Proche de Laurent Gbagbo, Steve Beko, à l’état civil, Lago Fabrice, cadre de l’ Union des nouvelles générations (UNG), fait des confidences sur les raisons véritables qui ont conduit à la rupture entre l’ex-président et Pascal Affi N’guessan, son ancien Premier ministre, dans la bataille pour le contrôle du FPI. Dans la contribution ci-dessous, le responsable de la Communication du parti de Stéphane Kipré (gendre de Gbagbo), revient sur les conditions de la rencontre de Bruxelles Affi-Gbagbo et la proposition de sortie de crise faite par le président du FPI à son ancien patron Laurent Gbagbo.

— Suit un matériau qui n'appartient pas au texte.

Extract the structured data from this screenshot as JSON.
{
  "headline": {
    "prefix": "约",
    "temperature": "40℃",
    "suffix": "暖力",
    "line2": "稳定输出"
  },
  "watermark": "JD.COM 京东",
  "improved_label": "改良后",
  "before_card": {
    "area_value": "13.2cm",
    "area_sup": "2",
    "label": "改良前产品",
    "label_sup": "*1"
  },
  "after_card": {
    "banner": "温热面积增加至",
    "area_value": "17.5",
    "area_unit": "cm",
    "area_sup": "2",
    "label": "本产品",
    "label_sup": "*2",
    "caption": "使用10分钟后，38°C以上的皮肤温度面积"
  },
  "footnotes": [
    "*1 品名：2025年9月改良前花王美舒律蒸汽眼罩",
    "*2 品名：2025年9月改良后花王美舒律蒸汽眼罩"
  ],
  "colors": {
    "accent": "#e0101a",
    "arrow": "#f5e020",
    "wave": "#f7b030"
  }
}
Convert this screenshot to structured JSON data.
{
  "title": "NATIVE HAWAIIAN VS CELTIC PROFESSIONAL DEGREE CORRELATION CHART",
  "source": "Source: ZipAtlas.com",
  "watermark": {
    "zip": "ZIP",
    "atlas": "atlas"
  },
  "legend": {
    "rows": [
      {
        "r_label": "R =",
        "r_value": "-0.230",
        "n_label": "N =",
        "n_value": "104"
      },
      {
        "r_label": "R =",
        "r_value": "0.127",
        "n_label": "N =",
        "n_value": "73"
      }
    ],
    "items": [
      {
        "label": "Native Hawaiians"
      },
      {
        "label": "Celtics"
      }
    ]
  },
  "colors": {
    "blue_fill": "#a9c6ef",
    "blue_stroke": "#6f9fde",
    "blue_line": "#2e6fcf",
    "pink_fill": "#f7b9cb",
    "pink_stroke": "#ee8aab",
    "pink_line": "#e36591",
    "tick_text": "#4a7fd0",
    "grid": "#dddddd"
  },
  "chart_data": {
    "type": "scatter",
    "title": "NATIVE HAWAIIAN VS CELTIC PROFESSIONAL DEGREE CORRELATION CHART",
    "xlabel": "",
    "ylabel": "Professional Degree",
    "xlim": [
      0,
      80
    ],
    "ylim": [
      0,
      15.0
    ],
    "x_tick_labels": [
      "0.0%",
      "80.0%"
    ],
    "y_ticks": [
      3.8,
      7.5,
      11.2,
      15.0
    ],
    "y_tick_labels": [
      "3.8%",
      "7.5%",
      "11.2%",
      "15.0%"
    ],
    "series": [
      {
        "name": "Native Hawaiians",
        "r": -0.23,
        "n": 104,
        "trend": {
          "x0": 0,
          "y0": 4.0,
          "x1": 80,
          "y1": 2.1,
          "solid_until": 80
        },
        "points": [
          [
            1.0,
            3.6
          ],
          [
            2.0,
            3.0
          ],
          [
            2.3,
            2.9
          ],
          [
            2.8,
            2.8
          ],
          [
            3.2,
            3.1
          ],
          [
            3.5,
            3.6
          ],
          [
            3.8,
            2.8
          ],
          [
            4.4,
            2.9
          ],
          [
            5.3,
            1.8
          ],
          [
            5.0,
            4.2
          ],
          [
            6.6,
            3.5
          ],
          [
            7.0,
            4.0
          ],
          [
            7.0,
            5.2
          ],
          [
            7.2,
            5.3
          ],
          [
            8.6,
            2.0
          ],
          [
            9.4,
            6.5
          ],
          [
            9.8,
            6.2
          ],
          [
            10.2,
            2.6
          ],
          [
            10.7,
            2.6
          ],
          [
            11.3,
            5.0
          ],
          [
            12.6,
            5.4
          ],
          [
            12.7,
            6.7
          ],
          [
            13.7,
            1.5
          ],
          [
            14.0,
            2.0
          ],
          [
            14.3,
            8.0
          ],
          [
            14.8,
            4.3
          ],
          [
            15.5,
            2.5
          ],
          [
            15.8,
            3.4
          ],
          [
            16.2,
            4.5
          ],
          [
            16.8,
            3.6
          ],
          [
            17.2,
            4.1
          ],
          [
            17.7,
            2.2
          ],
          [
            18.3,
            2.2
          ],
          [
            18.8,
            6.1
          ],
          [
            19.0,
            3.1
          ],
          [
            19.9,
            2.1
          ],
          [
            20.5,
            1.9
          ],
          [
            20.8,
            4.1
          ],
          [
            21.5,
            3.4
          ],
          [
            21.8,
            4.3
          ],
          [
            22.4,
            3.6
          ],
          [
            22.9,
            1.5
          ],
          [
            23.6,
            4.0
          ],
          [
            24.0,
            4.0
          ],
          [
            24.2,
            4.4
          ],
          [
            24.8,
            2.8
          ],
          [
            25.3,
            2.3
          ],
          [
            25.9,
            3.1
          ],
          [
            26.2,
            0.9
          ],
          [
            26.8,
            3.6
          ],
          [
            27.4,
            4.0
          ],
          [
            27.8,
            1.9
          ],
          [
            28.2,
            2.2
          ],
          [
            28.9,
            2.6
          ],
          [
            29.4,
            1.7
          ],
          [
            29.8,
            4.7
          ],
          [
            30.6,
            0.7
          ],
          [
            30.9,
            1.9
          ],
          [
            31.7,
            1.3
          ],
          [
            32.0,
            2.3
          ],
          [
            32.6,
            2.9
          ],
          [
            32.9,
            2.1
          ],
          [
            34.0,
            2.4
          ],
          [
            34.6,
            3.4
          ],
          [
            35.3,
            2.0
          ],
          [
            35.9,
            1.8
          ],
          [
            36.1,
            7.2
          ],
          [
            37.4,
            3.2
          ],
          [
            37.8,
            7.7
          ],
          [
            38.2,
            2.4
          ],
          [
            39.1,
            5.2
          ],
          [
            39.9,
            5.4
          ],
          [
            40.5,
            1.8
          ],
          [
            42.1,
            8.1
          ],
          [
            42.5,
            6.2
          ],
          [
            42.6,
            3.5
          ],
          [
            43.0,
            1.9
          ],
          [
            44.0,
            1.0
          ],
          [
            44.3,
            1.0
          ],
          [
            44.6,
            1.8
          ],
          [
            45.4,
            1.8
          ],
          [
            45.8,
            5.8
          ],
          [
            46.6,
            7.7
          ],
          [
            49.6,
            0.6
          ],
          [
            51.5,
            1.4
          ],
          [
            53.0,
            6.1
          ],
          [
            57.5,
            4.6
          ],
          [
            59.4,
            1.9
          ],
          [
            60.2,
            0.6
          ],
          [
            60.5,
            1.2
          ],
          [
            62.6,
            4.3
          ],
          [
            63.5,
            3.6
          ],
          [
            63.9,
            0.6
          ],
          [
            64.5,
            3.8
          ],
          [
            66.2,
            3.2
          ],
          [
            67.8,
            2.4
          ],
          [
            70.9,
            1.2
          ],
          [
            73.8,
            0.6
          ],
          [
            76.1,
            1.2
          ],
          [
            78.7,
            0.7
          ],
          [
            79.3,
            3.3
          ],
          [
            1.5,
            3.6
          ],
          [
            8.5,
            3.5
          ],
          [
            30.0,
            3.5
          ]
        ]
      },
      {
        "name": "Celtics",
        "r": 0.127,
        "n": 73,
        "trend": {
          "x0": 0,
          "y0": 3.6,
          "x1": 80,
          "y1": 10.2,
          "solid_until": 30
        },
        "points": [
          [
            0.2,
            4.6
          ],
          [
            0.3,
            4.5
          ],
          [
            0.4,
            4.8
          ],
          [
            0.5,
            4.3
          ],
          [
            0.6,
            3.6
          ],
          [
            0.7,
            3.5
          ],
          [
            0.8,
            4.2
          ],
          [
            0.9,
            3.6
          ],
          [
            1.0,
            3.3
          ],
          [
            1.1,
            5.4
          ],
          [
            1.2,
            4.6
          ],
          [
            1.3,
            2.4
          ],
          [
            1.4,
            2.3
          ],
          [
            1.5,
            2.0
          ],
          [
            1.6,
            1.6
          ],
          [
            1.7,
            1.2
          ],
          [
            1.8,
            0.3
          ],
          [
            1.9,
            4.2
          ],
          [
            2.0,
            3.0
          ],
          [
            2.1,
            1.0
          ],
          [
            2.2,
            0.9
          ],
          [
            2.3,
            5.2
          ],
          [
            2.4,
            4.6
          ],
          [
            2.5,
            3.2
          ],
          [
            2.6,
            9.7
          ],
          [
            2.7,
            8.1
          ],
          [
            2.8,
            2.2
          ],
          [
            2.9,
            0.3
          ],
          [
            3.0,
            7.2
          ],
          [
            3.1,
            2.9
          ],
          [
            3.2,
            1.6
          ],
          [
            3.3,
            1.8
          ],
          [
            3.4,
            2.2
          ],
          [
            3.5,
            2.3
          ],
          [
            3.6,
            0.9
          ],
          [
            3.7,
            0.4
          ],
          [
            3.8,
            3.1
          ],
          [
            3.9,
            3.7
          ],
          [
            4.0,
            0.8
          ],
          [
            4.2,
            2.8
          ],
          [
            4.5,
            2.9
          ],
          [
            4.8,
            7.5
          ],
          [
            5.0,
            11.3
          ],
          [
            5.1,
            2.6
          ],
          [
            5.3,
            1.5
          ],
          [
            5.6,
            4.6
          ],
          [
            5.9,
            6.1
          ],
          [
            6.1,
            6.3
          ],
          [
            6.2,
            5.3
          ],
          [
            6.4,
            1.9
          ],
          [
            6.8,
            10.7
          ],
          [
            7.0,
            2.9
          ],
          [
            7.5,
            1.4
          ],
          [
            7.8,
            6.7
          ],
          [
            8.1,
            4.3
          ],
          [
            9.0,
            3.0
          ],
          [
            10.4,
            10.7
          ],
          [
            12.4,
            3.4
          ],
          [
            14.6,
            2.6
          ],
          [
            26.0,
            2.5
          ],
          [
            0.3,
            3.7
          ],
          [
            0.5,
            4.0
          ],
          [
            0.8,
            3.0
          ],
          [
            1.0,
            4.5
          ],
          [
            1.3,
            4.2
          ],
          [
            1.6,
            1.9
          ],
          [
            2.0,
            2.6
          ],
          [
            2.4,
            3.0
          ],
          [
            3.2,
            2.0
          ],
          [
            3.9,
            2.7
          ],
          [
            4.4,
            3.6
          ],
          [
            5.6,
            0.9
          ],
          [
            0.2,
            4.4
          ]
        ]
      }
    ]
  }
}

Steve Beko: « Gbagbo n’a pas refusé de discuter avec Affi mais… »
Cette deuxième partie de mon analyse s’attèlera à analyser les conditions de la rencontre et la proposition de Pascal Affi N’guessan. J’utilise très à propos le terme « quiproquo » car il me semble que c’est lui qui est approprié pour décrire la situation. Selon Laurent Gbagbo, Koné Katinan l’a appelé pour lui dire que Pascal Affi N’guessan était décidé à lui remettre le FPI. Il lui demandera par conséquent de venir le voir sans intermédiaire et lui indiquera même l’hôtel où loger. Il le recevra par la suite avec seulement Me Habiba afin de le préserver. Quant à Pascal Affi N’guessan, il partait pour négocier. Dès lors que les deux ne concevaient pas la rencontre sous le même angle, il était acquis qu’elle se solderait par un échec.
Historique de la crise
Plusieurs camarades ont retracé avec brio l’historique de la crise au FPI. Je vous conseille de lire le doyen Ambroise Gnahoua à ce propos. Quant à moi je veux juste vous servir un résumé. Après sa sortie de prison, Miaka Oureto passe la présidence du parti à Pascal Affi N’guessan qui organise une tournée populaire. Partout, il est accueilli en triomphe par les militants et démocrates ivoiriens. En juillet 2014, Affi N’guessan procède à un réaménagement du secrétariat général du FPI qui crée des mécontents dont Simone Gbagbo. Laurent Akoun, Douaty Alphonse et Tapé Kipré s’opposent au fond et à la forme.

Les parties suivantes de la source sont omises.